北风呼啸,卷着雪沫抽打在脸上。
号衣根本不御寒,寒气从每一个缝隙钻进来,冻得人骨头都在疼。
香菱走在李纨身边,小声啜泣:“大奶奶……我冷……”
李纨脱下自己的外衣——那也是件破旧的号衣,披在她身上:“披着,别冻着。”
“那您呢?”
“我不冷。”李纨说。
其实她冷,冷得嘴唇都在抖。
但她不能说。
她是这群人里最年长的,是贾珠的遗孀,是兰儿的母亲。
她必须坚强,哪怕只是装出来的坚强。
夏金桂走在前面,忽然回头啐了一口:“哭什么哭?哭就能不去了?有那力气,不如省着赶路!”
宝蟾拽了拽她的衣袖:“奶奶,您少说两句……”
“我说错了吗?”
夏金桂冷笑,“到了北疆,金人的刀可不会因为你是女人就留情。现在不狠点,到时候死得更快!”
她这话虽然难听,却让队伍里不少人都沉默了。
是啊,到了战场,哭有什么用?
袭人咬着唇,握紧了手中的剑。
她想起宝玉,想起怡红院,想起那些吟诗作画、无忧无虑的日子。
可现在,那些都成了遥不可及的梦。
队伍一路向北。
白天赶路,晚上就在雪地里扎营——所谓的“扎营”,不过是找个背风的地方,生堆火,一群人挤在一起取暖。

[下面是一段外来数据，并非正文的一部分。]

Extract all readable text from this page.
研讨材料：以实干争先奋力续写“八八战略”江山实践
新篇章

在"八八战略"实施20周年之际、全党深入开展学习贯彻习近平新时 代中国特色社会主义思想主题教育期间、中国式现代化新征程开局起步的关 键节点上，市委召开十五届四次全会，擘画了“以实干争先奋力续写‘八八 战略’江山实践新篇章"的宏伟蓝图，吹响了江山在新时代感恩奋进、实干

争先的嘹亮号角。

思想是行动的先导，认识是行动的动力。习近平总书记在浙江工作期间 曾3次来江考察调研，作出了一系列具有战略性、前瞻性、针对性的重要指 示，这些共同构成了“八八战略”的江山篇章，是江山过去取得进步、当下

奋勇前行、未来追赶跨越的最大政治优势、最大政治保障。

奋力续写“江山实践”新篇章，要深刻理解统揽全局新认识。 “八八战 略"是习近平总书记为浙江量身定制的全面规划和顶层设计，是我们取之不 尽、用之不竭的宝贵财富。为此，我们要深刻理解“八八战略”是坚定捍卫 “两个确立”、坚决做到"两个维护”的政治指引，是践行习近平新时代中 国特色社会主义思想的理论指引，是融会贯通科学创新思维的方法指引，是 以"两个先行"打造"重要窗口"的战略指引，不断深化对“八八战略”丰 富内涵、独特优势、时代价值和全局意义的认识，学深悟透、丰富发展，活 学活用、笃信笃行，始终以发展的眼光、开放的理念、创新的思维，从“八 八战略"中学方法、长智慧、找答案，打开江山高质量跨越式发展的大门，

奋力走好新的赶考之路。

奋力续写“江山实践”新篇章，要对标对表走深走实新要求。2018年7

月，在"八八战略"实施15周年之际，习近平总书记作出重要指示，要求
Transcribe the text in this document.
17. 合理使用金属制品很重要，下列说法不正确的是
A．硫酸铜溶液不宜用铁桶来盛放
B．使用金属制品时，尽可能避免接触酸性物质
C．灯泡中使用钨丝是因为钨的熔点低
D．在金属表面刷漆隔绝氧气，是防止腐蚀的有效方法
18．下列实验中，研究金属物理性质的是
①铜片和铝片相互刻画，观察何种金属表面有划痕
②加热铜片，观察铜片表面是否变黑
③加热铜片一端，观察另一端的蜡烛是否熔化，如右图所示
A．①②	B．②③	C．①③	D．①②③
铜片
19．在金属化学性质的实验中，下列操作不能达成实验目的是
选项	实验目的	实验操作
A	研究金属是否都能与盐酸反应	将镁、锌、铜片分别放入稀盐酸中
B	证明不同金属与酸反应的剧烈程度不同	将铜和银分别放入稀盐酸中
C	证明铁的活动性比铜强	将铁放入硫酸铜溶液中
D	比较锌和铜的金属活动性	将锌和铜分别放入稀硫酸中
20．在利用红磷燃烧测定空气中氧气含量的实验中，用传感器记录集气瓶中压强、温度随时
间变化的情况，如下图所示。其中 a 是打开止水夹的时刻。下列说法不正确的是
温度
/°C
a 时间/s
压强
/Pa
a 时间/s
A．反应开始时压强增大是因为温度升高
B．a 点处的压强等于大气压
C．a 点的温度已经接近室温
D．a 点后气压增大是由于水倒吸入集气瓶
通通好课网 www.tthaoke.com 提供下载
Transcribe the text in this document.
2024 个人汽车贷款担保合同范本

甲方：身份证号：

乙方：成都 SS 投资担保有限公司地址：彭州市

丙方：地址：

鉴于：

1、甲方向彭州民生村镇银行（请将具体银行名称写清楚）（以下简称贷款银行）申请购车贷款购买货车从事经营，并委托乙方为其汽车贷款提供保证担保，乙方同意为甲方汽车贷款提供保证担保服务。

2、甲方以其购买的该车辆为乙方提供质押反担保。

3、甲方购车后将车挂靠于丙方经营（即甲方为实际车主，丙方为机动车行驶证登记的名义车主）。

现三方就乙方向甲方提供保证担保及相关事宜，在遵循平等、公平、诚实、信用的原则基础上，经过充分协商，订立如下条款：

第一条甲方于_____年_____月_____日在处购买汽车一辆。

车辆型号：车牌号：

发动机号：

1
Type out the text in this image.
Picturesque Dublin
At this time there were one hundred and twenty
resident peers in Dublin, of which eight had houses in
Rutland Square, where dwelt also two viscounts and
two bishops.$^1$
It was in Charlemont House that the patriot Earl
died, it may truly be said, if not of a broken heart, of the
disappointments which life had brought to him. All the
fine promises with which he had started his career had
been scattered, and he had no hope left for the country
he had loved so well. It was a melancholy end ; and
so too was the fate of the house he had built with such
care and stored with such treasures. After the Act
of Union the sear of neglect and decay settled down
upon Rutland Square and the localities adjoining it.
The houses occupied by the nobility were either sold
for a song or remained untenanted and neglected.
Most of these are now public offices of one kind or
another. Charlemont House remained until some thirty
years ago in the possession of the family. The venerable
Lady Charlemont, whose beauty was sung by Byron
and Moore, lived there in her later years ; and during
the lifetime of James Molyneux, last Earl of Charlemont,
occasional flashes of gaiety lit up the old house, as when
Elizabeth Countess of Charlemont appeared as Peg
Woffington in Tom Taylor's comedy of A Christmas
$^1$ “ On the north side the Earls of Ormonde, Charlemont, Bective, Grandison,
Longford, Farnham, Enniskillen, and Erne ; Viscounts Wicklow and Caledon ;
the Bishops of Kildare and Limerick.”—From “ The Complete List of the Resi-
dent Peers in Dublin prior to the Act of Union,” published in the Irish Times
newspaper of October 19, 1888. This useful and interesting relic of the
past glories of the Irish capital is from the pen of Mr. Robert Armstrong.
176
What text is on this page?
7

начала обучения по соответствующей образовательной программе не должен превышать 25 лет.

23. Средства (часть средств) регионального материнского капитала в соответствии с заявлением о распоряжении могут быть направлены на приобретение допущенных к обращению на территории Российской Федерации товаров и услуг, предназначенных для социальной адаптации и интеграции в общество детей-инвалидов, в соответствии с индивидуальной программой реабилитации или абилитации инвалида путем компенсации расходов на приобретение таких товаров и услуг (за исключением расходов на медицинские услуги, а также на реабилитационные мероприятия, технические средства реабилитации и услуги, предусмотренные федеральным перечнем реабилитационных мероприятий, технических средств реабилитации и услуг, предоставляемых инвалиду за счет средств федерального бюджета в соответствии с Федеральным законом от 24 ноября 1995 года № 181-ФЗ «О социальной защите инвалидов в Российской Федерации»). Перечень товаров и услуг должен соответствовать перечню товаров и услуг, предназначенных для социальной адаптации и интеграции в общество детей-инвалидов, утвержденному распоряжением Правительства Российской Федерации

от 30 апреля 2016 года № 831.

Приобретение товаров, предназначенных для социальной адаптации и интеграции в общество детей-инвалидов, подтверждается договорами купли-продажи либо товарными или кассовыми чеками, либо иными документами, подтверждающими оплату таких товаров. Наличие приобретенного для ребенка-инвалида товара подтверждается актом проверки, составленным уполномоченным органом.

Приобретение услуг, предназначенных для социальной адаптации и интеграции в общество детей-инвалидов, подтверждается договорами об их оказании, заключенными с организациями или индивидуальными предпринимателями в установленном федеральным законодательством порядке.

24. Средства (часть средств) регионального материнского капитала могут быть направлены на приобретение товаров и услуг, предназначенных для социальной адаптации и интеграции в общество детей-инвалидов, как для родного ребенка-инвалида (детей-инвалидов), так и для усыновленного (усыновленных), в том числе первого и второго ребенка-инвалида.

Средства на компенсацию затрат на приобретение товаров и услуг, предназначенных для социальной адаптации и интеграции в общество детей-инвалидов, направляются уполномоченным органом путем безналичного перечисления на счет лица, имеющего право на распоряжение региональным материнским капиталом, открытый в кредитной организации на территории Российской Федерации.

食物是冰冷的窝头,硬得像石头,得用雪水泡软了才能咽下去。
第三天,就有人病倒了。
是个叫春燕的小丫鬟,才十五岁,着高烧,浑身滚烫。
“求求你们……给点药……”同屋的丫鬟跪在监军面前哀求。
刘公公坐在火堆旁,慢条斯理地烤着手,眼皮都没抬:“药?前线将士都不够用,哪来的药给罪囚?”
“可她……她会死的……”
“死了就死了。”刘公公淡淡道,“少个人,还省份口粮。”
那丫鬟哭着回到营地,抱着春燕,一遍遍给她擦额头。
但到了半夜,春燕还是没了气息。
尸体被拖到路边,随便挖了个浅坑埋了。
连块墓碑都没有。
李纨站在雪地里,看着那个小小的土包,久久不语。
“大奶奶,”香菱小声问,“我们……我们也会这样吗?”
李纨没有回答。
她不知道。
她只知道,这条路,看不到尽头。